Il nous paraît essentiel d’enseigner et donner de la place à la crise et à l’urgence (l’idéation suicidaire, la perte d’emploi, la délire, la décompensation psychotique et/ou dépressive, les pulsions homicides, les états de régression), mais en l’englobant dans un tout qui est le patient. Le psychothérapeute ne peut faire d’impasse ni de la crise, ni du continuum du processus. En médecine, les hyperspécialisations sont indispensables et comportent également un risque d’éclatement, de dispersion de l’individu patient en un morcèlement du soin tel qu’il pourrait risquer de perdre sa propre identité. De même, beaucoup de jeunes généralistes se spécialisent uniquement dans l’urgence, limitant ainsi de manière compréhensible, leur nombre d’heures de travail et ne devant plus assumer le continuum des soins de base, sectorisant également le patient dans sa prise en charge.

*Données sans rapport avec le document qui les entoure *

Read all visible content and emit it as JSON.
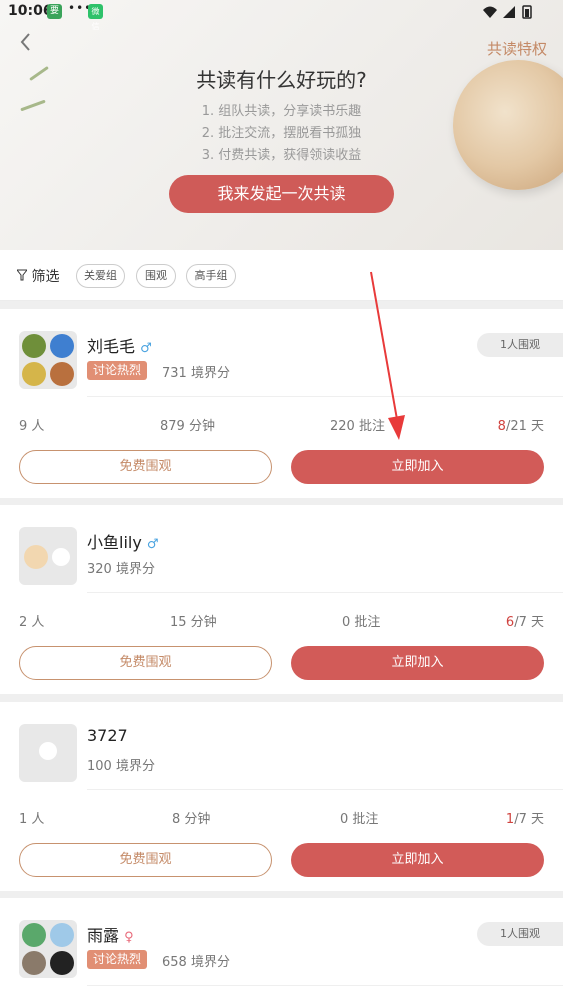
{
  "status": {
    "time": "10:06",
    "app1": "要",
    "dots": "•••",
    "app2": "微信"
  },
  "header": {
    "privilege": "共读特权",
    "title": "共读有什么好玩的?",
    "lines": [
      "1. 组队共读，分享读书乐趣",
      "2. 批注交流，摆脱看书孤独",
      "3. 付费共读，获得领读收益"
    ],
    "cta": "我来发起一次共读"
  },
  "filter": {
    "label": "筛选",
    "chips": [
      "关爱组",
      "围观",
      "高手组"
    ]
  },
  "cards": [
    {
      "name": "刘毛毛",
      "gender": "♂",
      "tag": "讨论热烈",
      "score": "731 境界分",
      "watchers": "1人围观",
      "people": "9 人",
      "minutes": "879 分钟",
      "notes": "220 批注",
      "days_done": "8",
      "days_total": "/21 天",
      "spectate": "免费围观",
      "join": "立即加入"
    },
    {
      "name": "小鱼lily",
      "gender": "♂",
      "tag": "",
      "score": "320 境界分",
      "watchers": "",
      "people": "2 人",
      "minutes": "15 分钟",
      "notes": "0 批注",
      "days_done": "6",
      "days_total": "/7 天",
      "spectate": "免费围观",
      "join": "立即加入"
    },
    {
      "name": "3727",
      "gender": "",
      "tag": "",
      "score": "100 境界分",
      "watchers": "",
      "people": "1 人",
      "minutes": "8 分钟",
      "notes": "0 批注",
      "days_done": "1",
      "days_total": "/7 天",
      "spectate": "免费围观",
      "join": "立即加入"
    },
    {
      "name": "雨露",
      "gender": "♀",
      "tag": "讨论热烈",
      "score": "658 境界分",
      "watchers": "1人围观",
      "people": "",
      "minutes": "",
      "notes": "",
      "days_done": "",
      "days_total": "",
      "spectate": "",
      "join": ""
    }
  ],
  "colors": {
    "accent": "#d25b58",
    "outline": "#c48a67",
    "tag": "#e18f74",
    "male": "#4aa3e0",
    "female": "#e86a7a"
  }
}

En psychothérapie, l’arrivée de nouvelles techniques dérivées de découvertes des neurosciences amène certes un soulagement d’un nombre spécifique de plaintes mais risque également de sectoriser le soin et de ne plus poser ce regard holistique, global, humanisant l’ensemble de l’être souffrant en face de nous.
Porter un regard systémique nous éloigne de la conception médicale stricte (cause – effet) pour envisager la problématique du patient sous un angle de circularité et d’évolutivité. Il permet aussi d’admettre l’importance des micro-changements qui modifient considérablement ces systèmes familiaux ou ces souffrances psychosomatiques.
Sommes-nous partisans ou non de la prise de distance par rapport au strict diagnostic psychiatrique enfermant la personne avec une étiquette qui va lui coller à la peau, à sa labellisation avec son danger de réductionnisme et de psychologisation ?
Ajoutons le danger d’une réponse médicamenteuse univoque à la souffrance psychique en minimisant ou supprimant l’importance du psychisme comme vecteur de changement et d’amélioration.
Le contexte – la relation soignant-soigné
Notre position clinique de bas accentue l’importance de la relation soignant-soigné et la nécessité d’un partenariat même si la relation reste asymétrique. Vont donc en découler les questions relatives aux mouvements transférentiels et contre-transférentiels ou dus à la relation réelle entre ces deux partenaires de la relation.
Nous insistons sur l’importance du réseau de santé avec l’inscription du psychothérapeute et du médecin dans ce réseau de santé plus large de l’art de guérir. Cela nécessite de la collaboration et de la coordination, ainsi que de la transmission des données importantes dans le respect du secret médical et du contenu de l’intime. Médecin de famille, médecin psychiatre, psychologue du PMS, psychologue et médecin du travail, médecin conseil de la mutuelle, etc. se doivent de collaborer.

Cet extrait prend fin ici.